A
mediados del siglo XVI la Reina de la Roca Gris, la señora celta que aun
marchita, despojada de sus hermosos atavíos precristianos, ha seguido cuidando
por la provincia irlandesa de Munster, contempla impotente cómo el fuego se
ceba con los campos destruyendo cosechas, frutos y aldeas, y como los hombres y
las mujeres, enfermos de comer hierbas, se arrastran por la tierra y mueren
para que hambrientos lobos, perros y niños se lancen sobre sus cadáveres.
No ha sido la naturaleza o la
intempestiva, enloquecida reacción de un ejército enemigo, la culpable.

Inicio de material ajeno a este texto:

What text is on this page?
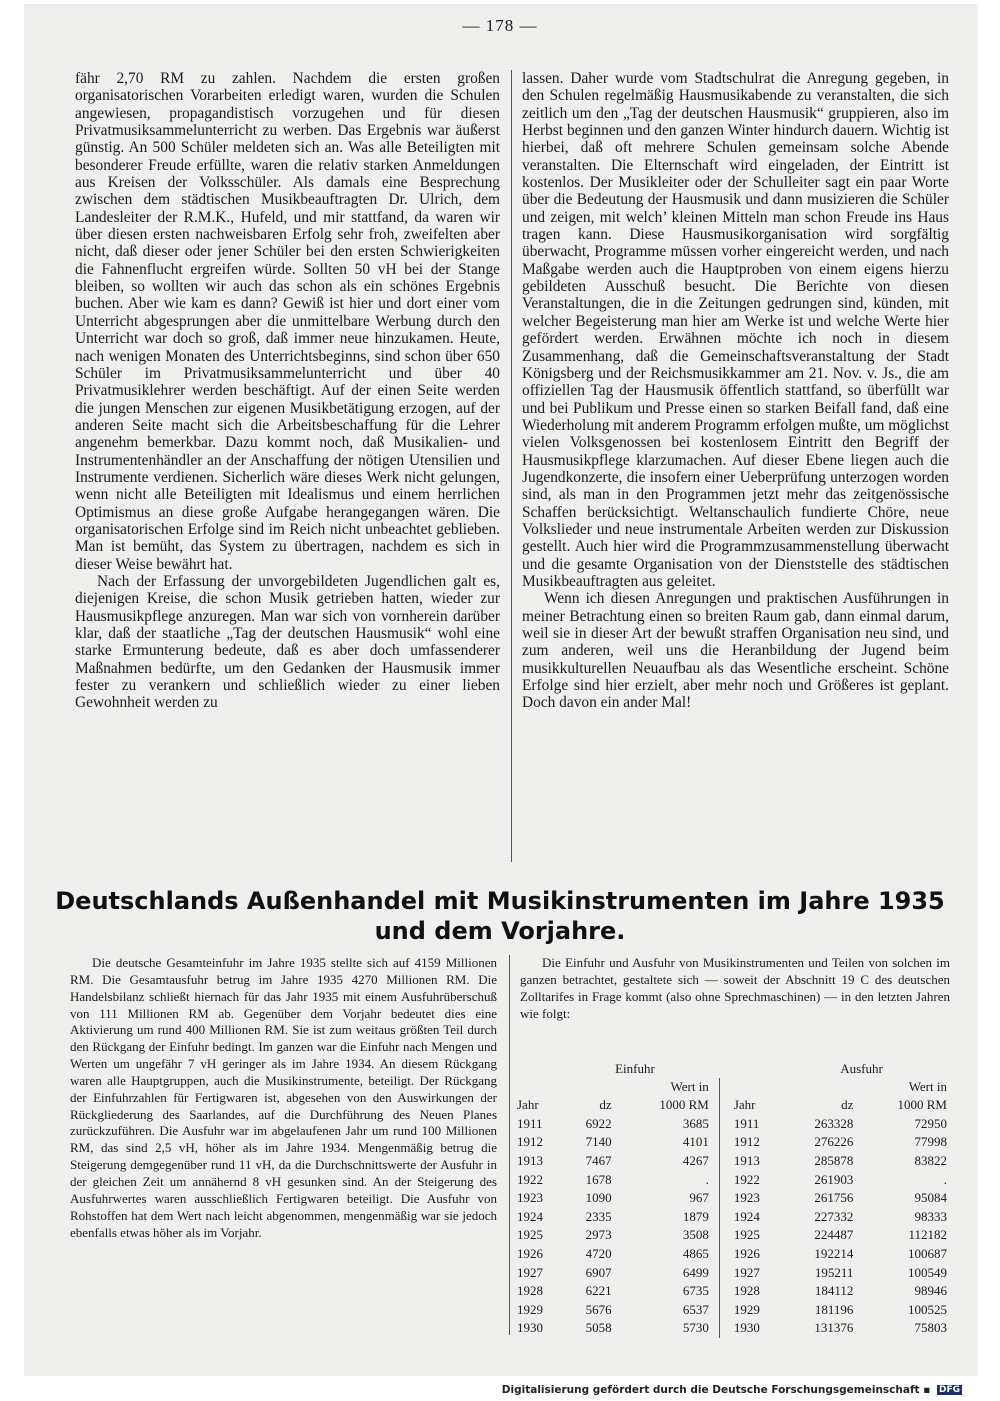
— 178 —

fähr 2,70 RM zu zahlen. Nachdem die ersten großen organisatorischen Vorarbeiten erledigt waren, wurden die Schulen angewiesen, propagandistisch vorzugehen und für diesen Privatmusiksammelunterricht zu werben. Das Ergebnis war äußerst günstig. An 500 Schüler meldeten sich an. Was alle Beteiligten mit besonderer Freude erfüllte, waren die relativ starken Anmeldungen aus Kreisen der Volksschüler. Als damals eine Besprechung zwischen dem städtischen Musikbeauftragten Dr. Ulrich, dem Landesleiter der R.M.K., Hufeld, und mir stattfand, da waren wir über diesen ersten nachweisbaren Erfolg sehr froh, zweifelten aber nicht, daß dieser oder jener Schüler bei den ersten Schwierigkeiten die Fahnenflucht ergreifen würde. Sollten 50 vH bei der Stange bleiben, so wollten wir auch das schon als ein schönes Ergebnis buchen. Aber wie kam es dann? Gewiß ist hier und dort einer vom Unterricht abgesprungen aber die unmittelbare Werbung durch den Unterricht war doch so groß, daß immer neue hinzukamen. Heute, nach wenigen Monaten des Unterrichtsbeginns, sind schon über 650 Schüler im Privatmusiksammelunterricht und über 40 Privatmusiklehrer werden beschäftigt. Auf der einen Seite werden die jungen Menschen zur eigenen Musikbetätigung erzogen, auf der anderen Seite macht sich die Arbeitsbeschaffung für die Lehrer angenehm bemerkbar. Dazu kommt noch, daß Musikalien- und Instrumentenhändler an der Anschaffung der nötigen Utensilien und Instrumente verdienen. Sicherlich wäre dieses Werk nicht gelungen, wenn nicht alle Beteiligten mit Idealismus und einem herrlichen Optimismus an diese große Aufgabe herangegangen wären. Die organisatorischen Erfolge sind im Reich nicht unbeachtet geblieben. Man ist bemüht, das System zu übertragen, nachdem es sich in dieser Weise bewährt hat.

Nach der Erfassung der unvorgebildeten Jugendlichen galt es, diejenigen Kreise, die schon Musik getrieben hatten, wieder zur Hausmusikpflege anzuregen. Man war sich von vornherein darüber klar, daß der staatliche „Tag der deutschen Hausmusik“ wohl eine starke Ermunterung bedeute, daß es aber doch umfassenderer Maßnahmen bedürfte, um den Gedanken der Hausmusik immer fester zu verankern und schließlich wieder zu einer lieben Gewohnheit werden zu

lassen. Daher wurde vom Stadtschulrat die Anregung gegeben, in den Schulen regelmäßig Hausmusikabende zu veranstalten, die sich zeitlich um den „Tag der deutschen Hausmusik“ gruppieren, also im Herbst beginnen und den ganzen Winter hindurch dauern. Wichtig ist hierbei, daß oft mehrere Schulen gemeinsam solche Abende veranstalten. Die Elternschaft wird eingeladen, der Eintritt ist kostenlos. Der Musikleiter oder der Schulleiter sagt ein paar Worte über die Bedeutung der Hausmusik und dann musizieren die Schüler und zeigen, mit welch’ kleinen Mitteln man schon Freude ins Haus tragen kann. Diese Hausmusikorganisation wird sorgfältig überwacht, Programme müssen vorher eingereicht werden, und nach Maßgabe werden auch die Hauptproben von einem eigens hierzu gebildeten Ausschuß besucht. Die Berichte von diesen Veranstaltungen, die in die Zeitungen gedrungen sind, künden, mit welcher Begeisterung man hier am Werke ist und welche Werte hier gefördert werden. Erwähnen möchte ich noch in diesem Zusammenhang, daß die Gemeinschaftsveranstaltung der Stadt Königsberg und der Reichsmusikkammer am 21. Nov. v. Js., die am offiziellen Tag der Hausmusik öffentlich stattfand, so überfüllt war und bei Publikum und Presse einen so starken Beifall fand, daß eine Wiederholung mit anderem Programm erfolgen mußte, um möglichst vielen Volksgenossen bei kostenlosem Eintritt den Begriff der Hausmusikpflege klarzumachen. Auf dieser Ebene liegen auch die Jugendkonzerte, die insofern einer Ueberprüfung unterzogen worden sind, als man in den Programmen jetzt mehr das zeitgenössische Schaffen berücksichtigt. Weltanschaulich fundierte Chöre, neue Volkslieder und neue instrumentale Arbeiten werden zur Diskussion gestellt. Auch hier wird die Programmzusammenstellung überwacht und die gesamte Organisation von der Dienststelle des städtischen Musikbeauftragten aus geleitet.

Wenn ich diesen Anregungen und praktischen Ausführungen in meiner Betrachtung einen so breiten Raum gab, dann einmal darum, weil sie in dieser Art der bewußt straffen Organisation neu sind, und zum anderen, weil uns die Heranbildung der Jugend beim musikkulturellen Neuaufbau als das Wesentliche erscheint. Schöne Erfolge sind hier erzielt, aber mehr noch und Größeres ist geplant. Doch davon ein ander Mal!

Deutschlands Außenhandel mit Musikinstrumenten im Jahre 1935
und dem Vorjahre.

Die deutsche Gesamteinfuhr im Jahre 1935 stellte sich auf 4159 Millionen RM. Die Gesamtausfuhr betrug im Jahre 1935 4270 Millionen RM. Die Handelsbilanz schließt hiernach für das Jahr 1935 mit einem Ausfuhrüberschuß von 111 Millionen RM ab. Gegenüber dem Vorjahr bedeutet dies eine Aktivierung um rund 400 Millionen RM. Sie ist zum weitaus größten Teil durch den Rückgang der Einfuhr bedingt. Im ganzen war die Einfuhr nach Mengen und Werten um ungefähr 7 vH geringer als im Jahre 1934. An diesem Rückgang waren alle Hauptgruppen, auch die Musikinstrumente, beteiligt. Der Rückgang der Einfuhrzahlen für Fertigwaren ist, abgesehen von den Auswirkungen der Rückgliederung des Saarlandes, auf die Durchführung des Neuen Planes zurückzuführen. Die Ausfuhr war im abgelaufenen Jahr um rund 100 Millionen RM, das sind 2,5 vH, höher als im Jahre 1934. Mengenmäßig betrug die Steigerung demgegenüber rund 11 vH, da die Durchschnittswerte der Ausfuhr in der gleichen Zeit um annähernd 8 vH gesunken sind. An der Steigerung des Ausfuhrwertes waren ausschließlich Fertigwaren beteiligt. Die Ausfuhr von Rohstoffen hat dem Wert nach leicht abgenommen, mengenmäßig war sie jedoch ebenfalls etwas höher als im Vorjahr.

Die Einfuhr und Ausfuhr von Musikinstrumenten und Teilen von solchen im ganzen betrachtet, gestaltete sich — soweit der Abschnitt 19 C des deutschen Zolltarifes in Frage kommt (also ohne Sprechmaschinen) — in den letzten Jahren wie folgt:

	Einfuhr			Ausfuhr	
		Wert in			Wert in
Jahr	dz	1000 RM	Jahr	dz	1000 RM
1911	6922	3685	1911	263328	72950
1912	7140	4101	1912	276226	77998
1913	7467	4267	1913	285878	83822
1922	1678	.	1922	261903	.
1923	1090	967	1923	261756	95084
1924	2335	1879	1924	227332	98333
1925	2973	3508	1925	224487	112182
1926	4720	4865	1926	192214	100687
1927	6907	6499	1927	195211	100549
1928	6221	6735	1928	184112	98946
1929	5676	6537	1929	181196	100525
1930	5058	5730	1930	131376	75803
Digitalisierung gefördert durch die Deutsche Forschungsgemeinschaft ▪ DFG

La obra
es parte de una concienzuda política de exterminio que la corona inglesa pone
en práctica al fracasar las horcas y los descuartizamientos públicos, “la
instigación de hermanos contra hermanos, la gratificación a espías, delatores y
asesinos, las altas recompensas por las cabezas de los caudillos rebeldes”.

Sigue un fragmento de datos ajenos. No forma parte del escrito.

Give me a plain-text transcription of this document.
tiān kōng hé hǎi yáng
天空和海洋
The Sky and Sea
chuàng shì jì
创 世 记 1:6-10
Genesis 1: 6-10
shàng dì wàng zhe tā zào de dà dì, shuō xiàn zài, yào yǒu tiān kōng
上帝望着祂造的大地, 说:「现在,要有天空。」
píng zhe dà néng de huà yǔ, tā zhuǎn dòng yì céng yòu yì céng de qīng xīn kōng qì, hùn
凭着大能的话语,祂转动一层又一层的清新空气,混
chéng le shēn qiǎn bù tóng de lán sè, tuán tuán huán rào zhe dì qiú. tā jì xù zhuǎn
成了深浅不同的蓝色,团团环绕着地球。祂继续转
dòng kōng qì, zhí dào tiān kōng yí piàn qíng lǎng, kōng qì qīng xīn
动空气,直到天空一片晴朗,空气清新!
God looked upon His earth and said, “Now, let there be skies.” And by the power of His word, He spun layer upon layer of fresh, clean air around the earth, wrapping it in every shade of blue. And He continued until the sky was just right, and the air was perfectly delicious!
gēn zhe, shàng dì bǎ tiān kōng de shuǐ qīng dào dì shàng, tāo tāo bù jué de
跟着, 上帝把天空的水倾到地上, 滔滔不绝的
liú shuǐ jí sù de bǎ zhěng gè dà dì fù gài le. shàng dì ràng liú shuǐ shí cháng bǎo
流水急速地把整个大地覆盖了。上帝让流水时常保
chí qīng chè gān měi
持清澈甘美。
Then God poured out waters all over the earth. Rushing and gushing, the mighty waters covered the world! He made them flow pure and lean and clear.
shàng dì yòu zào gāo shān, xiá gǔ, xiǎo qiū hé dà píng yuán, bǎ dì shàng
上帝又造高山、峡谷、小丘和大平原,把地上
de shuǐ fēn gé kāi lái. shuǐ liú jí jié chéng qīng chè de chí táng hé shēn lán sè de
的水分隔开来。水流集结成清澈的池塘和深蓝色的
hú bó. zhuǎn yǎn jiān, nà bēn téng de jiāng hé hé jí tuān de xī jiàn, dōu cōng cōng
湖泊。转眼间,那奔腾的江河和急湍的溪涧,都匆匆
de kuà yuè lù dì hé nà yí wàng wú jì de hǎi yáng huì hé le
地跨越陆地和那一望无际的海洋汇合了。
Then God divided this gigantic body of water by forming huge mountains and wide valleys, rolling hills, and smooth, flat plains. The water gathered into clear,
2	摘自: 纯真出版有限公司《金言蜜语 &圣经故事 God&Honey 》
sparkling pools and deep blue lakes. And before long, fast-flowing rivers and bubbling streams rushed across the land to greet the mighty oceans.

Mucho tiempo después, en marzo de 2003,
uno de los grandes periodistas de la época, justamente irlandés, escribe: “Los restos de una mano sobre una puerta de metal, las huellas de sangre
y los despojos a través de la calle, los cerebros humanos regados en un garage,
lo que queda de una madre y de sus tres pequeños hijos incinerados en un auto
que todavía se retuerce”.
Días más tarde la segunda descarga de bombas llamadas de fragmentación,
cuyo peso es de 400 kilos y que antes de tocar tierra se convierten en un
número impreciso de pequeños proyectiles, lanzada sobre una zona de viviendas
en otra ciudad, deja treinta y tres muertos y alrededor de 450 heridos. Una
foto muestra a un hombre de unos cuarenta años que no sabe a cuál de los quince
cadáveres que lo dejan absolutamente solo en el mundo, debe acercarse: al de su
madre, su padre, su mujer, sus tres hermanos, sus seis hijos....
Son un par de
las miles de escenas que en Iraq produce una Guerra por la libertad duradera iniciada un año atrás en Afganistán
por George Bush hijo y sus socios.
Estas páginas
entienden que país tras país, generación tras generación, la historia se
rehace, y que entre las invasiones a Afganistan e Iraq y el último momento al
cual ellas se han asomado, hay largos ciento cincuenta años que deciden el
futuro cada mañana. ¿Cómo no reconocer, sin embargo, en la imagen sobre un pueblo
afgano o iraquí bárbaro por naturaleza, transmitida por la cruzada de Baby Bush,
la del pueblo irlandés a quien entre los siglos XVI y XIX literalmente se lo
lleva el diablo a manos de una dinastía británica que con él inaugura el discurso
por el cual se sustenta el derecho de los civilizados
a tomar y hacer de los salvajes
cuanto quieran?
De historias y de un poeta
Esta es la primera de tres crónicas sobre historias, a
manera de estampas, que se cruzan o están detrás de la invasión norteamericana
que de 1846 a 1848 hace perder a México casi la mitad del territorio heredado
por la colonia.
Historias que
a lo largo de trescientos años encuentran a pueblos sin aparente vínculo entre
sí, cediendo a una misma voracidad sin límites, cuya regla es la máxima
rentabilidad. Historias que no saben si son treinta, cuarenta o más millones
los muertos que andan en ellas, y dos o tres veces este número de mujeres y
hombres lanzados a la nada, generalmente tras la destrucción de culturas que
tardaron miles de años en madurar.
¿Cómo empezar las que hay aquí? Por un
hombre de esos ventitantos años que para alguien del pueblo llano del siglo XIX
significan toda una vida, oliendo a tierra y a sudor de siempre, encorvado, con
un ruinoso uniforme verde, las botas una súplica, caminando por una inmensa
planicie a la cual apenas le crecen otra cosa que mezquites. En la memoria le
andan “ciervos que saltan respondiendo al bramido profundo de la hembra”,
“bellotas que caen en pacíficos bosques marrones”, pantanos navegando en la
gruesa niebla, aves despavoridas por negros oleajes furiosos, valles entre
escarpadas moles de piedra que relatan proezas.